His team were poor, and he made no attempt to mask that.

"We were holding on from the start to be honest," said Sermanni. "I don't think at any stage we got a foothold in the game. We were thoroughly outplayed. I thought we never really at any stage had an opportunity to be in the game."

New Zealand teams can rarely match world ranked opponents on a technical level, but often compensate with desire, intensity and focus.

That didn't happen today, and Sermanni admitted the Ferns were second best to everything.

"I don't think we won a challenge," said Sermanni. "I don't think we won any kind of loose ball. I don't think at any time we got close enough to put pressure on the Canadian players."

Football Ferns team huddle after their loss to Canada. Photo / Photosport
Football Ferns team huddle after their loss to Canada. Photo / Photosport

The statistics made sobering reading.

Canada had 22 shots on goal, twice hit the woodwork and had another attempt cleared off the line.

New Zealand had two attempts; an Olivia Chance volley that skewed well wide of the target and an Abby Erceg header late in the match, and Canadian keeper Stephanie Labbe didn't have a save to make across the 90 minutes.

Canada also enjoyed 70 per cent possession, and at one point in the first half their possession rate was higher than the United States had enjoyed during their 13-0 rout of Thailand last week.

The Ferns were constantly under pressure with the ball, rarely managing sequences of more than three or four passes.

There were some caveats. CJ Bott's exit after 15 minutes with a broken wrist was a double blow.

Not only is Bott one of the team's most capable defenders, but her departure also meant that Ria Percival had to be shifted from her holding midfield role.

In the current system Percival is the fulcrum of the team – in and out of possession – and her absence was hard to compensate for.

Canada were also brilliant, with their slick ball movement, pace up front and intelligent manoeurving off the ball.

But those factors still can't explain away this Ferns display. As Sermanni pointed out, aside from the first five or six minutes, they were hardly in the game.

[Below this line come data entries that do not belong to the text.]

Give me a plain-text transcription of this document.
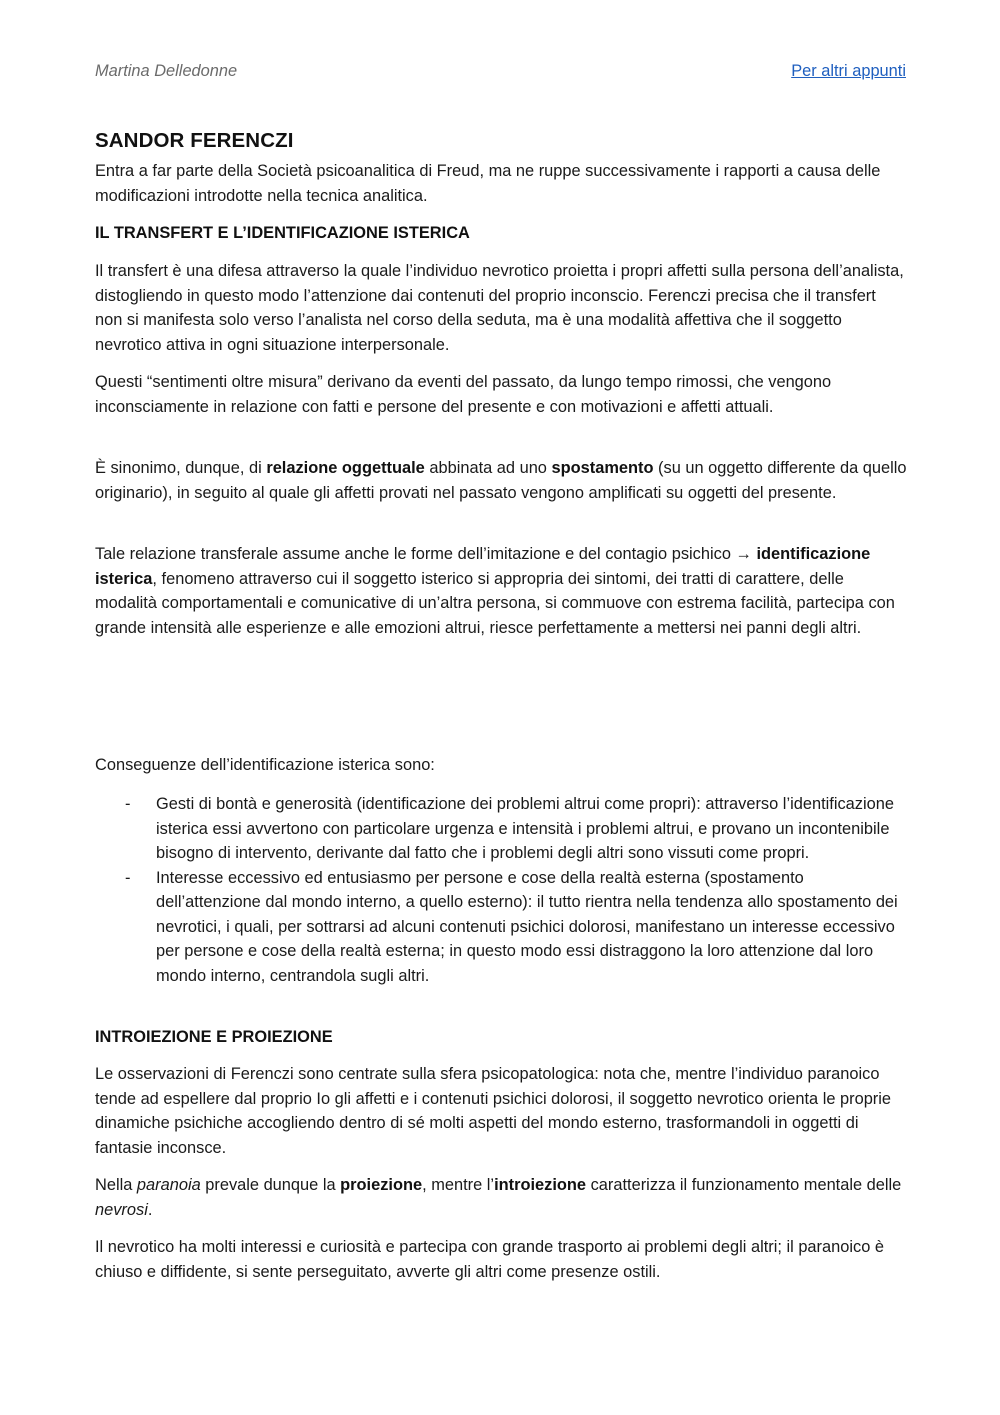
Martina Delledonne	Per altri appunti
SANDOR FERENCZI

Entra a far parte della Società psicoanalitica di Freud, ma ne ruppe successivamente i rapporti a causa delle modificazioni introdotte nella tecnica analitica.

IL TRANSFERT E L’IDENTIFICAZIONE ISTERICA

Il transfert è una difesa attraverso la quale l’individuo nevrotico proietta i propri affetti sulla persona dell’analista, distogliendo in questo modo l’attenzione dai contenuti del proprio inconscio. Ferenczi precisa che il transfert non si manifesta solo verso l’analista nel corso della seduta, ma è una modalità affettiva che il soggetto nevrotico attiva in ogni situazione interpersonale.

Questi “sentimenti oltre misura” derivano da eventi del passato, da lungo tempo rimossi, che vengono inconsciamente in relazione con fatti e persone del presente e con motivazioni e affetti attuali.

È sinonimo, dunque, di relazione oggettuale abbinata ad uno spostamento (su un oggetto differente da quello originario), in seguito al quale gli affetti provati nel passato vengono amplificati su oggetti del presente.

Tale relazione transferale assume anche le forme dell’imitazione e del contagio psichico → identificazione isterica, fenomeno attraverso cui il soggetto isterico si appropria dei sintomi, dei tratti di carattere, delle modalità comportamentali e comunicative di un’altra persona, si commuove con estrema facilità, partecipa con grande intensità alle esperienze e alle emozioni altrui, riesce perfettamente a mettersi nei panni degli altri.

Conseguenze dell’identificazione isterica sono:

- Gesti di bontà e generosità (identificazione dei problemi altrui come propri): attraverso l’identificazione isterica essi avvertono con particolare urgenza e intensità i problemi altrui, e provano un incontenibile bisogno di intervento, derivante dal fatto che i problemi degli altri sono vissuti come propri.
- Interesse eccessivo ed entusiasmo per persone e cose della realtà esterna (spostamento dell’attenzione dal mondo interno, a quello esterno): il tutto rientra nella tendenza allo spostamento dei nevrotici, i quali, per sottrarsi ad alcuni contenuti psichici dolorosi, manifestano un interesse eccessivo per persone e cose della realtà esterna; in questo modo essi distraggono la loro attenzione dal loro mondo interno, centrandola sugli altri.

INTROIEZIONE E PROIEZIONE

Le osservazioni di Ferenczi sono centrate sulla sfera psicopatologica: nota che, mentre l’individuo paranoico tende ad espellere dal proprio Io gli affetti e i contenuti psichici dolorosi, il soggetto nevrotico orienta le proprie dinamiche psichiche accogliendo dentro di sé molti aspetti del mondo esterno, trasformandoli in oggetti di fantasie inconsce.

Nella paranoia prevale dunque la proiezione, mentre l’introiezione caratterizza il funzionamento mentale delle nevrosi.

Il nevrotico ha molti interessi e curiosità e partecipa con grande trasporto ai problemi degli altri; il paranoico è chiuso e diffidente, si sente perseguitato, avverte gli altri come presenze ostili.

And only after Nichelle Prince scored Canada's second goal in the 80th minute did New Zealand look to push forward with intent.

This is a vastly experienced Ferns side, with most of the team having multiple World Cups behind them.

But instead of rising to the occasion, they froze in the spotlight.

Central defensive pairing Rebekah Stott and Erceg emerged with some credit – though Erceg was dragged out of position for Canada's opening goal – and goal keeper Erin Nayler did well on a busy night.

But there will be soul searching amongst the rest of the squad, and changes have to be made for the final match against Cameroon on Friday (NZT).

Sermanni's decision not to use either Hannah Wilkinson nor Paige Satchell off the bench in the second half was hard to understand, and surely one or both will feature in the next game, as Sarah Gregorius, whilst living off scraps, struggled to provide any cutting edge up front.